Era mesmo uma loucura esse sucesso estrondoso de Natália Valentina Martins em tão pouco tempo. Ela tinha certeza, no entanto, de que poderia se adaptar a não ter uma residência fixa, ao amontoado de pessoas na saída do teatro, a ter que ficar no hotel mais do que conhecendo as ruas de um novo país, mesmo que tivesse lá seus oitenta anos de idade. Parecia a vida que ela queria por toda uma vida.
Mas era bom voltar a Londres.
Deixou o casarão de sua tia Amy e desceu até a Willesden Lane, onde ficava sua cafeteria favorita, a qual poderia finalmente voltar a frequentar. Não haviam se apresentado desde que retornaram, estavam apenas divulgando o próximo espetáculo, então não teria problemas em ser reconhecida. Além do mais, os ingleses eram contidos, educados e refinados demais, e até mesmo os fãs não eram uma exceção a essa regra.
Ela pediu o de sempre e pegou o romance da vez para ler enquanto comia: A Vida Era Assim em Middlemarch, de George Eliot. Lia estava amando as múltiplas narrativas que se interligavam de alguma maneira, e despertou seu interesse por retratar muito a condição de mulheres do século passado, suas vidas, casamentos, ideais, religião, reforma política, educação... Enfim, ela estava completamente imersa.
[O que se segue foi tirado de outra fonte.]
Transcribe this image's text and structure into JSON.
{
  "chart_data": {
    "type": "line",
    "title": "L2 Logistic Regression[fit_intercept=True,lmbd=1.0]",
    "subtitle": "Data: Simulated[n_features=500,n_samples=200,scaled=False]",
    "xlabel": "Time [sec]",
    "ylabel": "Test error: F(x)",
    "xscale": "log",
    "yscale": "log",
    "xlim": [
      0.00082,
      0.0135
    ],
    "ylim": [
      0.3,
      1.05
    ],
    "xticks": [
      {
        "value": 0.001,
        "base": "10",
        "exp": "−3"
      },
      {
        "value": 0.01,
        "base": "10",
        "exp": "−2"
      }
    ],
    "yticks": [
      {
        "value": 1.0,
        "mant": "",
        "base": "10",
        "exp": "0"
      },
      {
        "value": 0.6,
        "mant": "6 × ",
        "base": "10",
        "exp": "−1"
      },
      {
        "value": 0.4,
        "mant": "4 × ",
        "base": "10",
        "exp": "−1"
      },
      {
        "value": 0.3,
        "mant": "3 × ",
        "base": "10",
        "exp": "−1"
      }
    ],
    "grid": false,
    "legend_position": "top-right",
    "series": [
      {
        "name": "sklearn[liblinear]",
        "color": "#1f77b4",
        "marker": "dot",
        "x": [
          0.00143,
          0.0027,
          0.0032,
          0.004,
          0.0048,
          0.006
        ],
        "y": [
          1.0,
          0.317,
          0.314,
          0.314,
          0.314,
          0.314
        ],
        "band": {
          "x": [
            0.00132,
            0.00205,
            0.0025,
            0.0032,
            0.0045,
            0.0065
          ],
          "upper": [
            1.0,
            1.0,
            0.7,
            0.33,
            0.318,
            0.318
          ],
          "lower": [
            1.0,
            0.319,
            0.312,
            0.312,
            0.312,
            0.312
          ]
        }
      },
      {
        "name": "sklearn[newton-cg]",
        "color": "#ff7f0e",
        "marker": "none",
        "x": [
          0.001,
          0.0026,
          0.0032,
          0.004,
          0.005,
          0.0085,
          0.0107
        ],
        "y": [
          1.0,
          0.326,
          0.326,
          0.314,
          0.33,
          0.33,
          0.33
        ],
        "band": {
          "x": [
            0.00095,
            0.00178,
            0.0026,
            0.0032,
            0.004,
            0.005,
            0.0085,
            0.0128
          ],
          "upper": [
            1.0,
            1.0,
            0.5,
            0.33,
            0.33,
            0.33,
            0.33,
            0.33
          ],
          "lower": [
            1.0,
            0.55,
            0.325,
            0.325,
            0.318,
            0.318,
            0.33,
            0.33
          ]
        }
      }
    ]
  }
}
Nos momentos em que descia o livro para receber seu café da manhã, no entanto, ela viu um homem na mesa ao lado, de frente para ela, esticar o jornal em frente ao rosto quase que imediatamente. Natália subiu seu livro novamente e viu, pelo canto dos olhos, ele descer o jornal e talvez olhar na direção dela. Outra vez, ela abaixou o seu livro e ele cobriu o rosto com jornal. A moça percebeu que os dois estavam quase em uma dança, uma brincadeira divertida, em que um levantava o livro e o outro descia o jornal, e vice versa.
Fez de propósito mais algumas vezes e mais rápido, até que não aguentou e começou a rir.
O homem abaixou o jornal até revelar parte dos olhos e ela se surpreendeu.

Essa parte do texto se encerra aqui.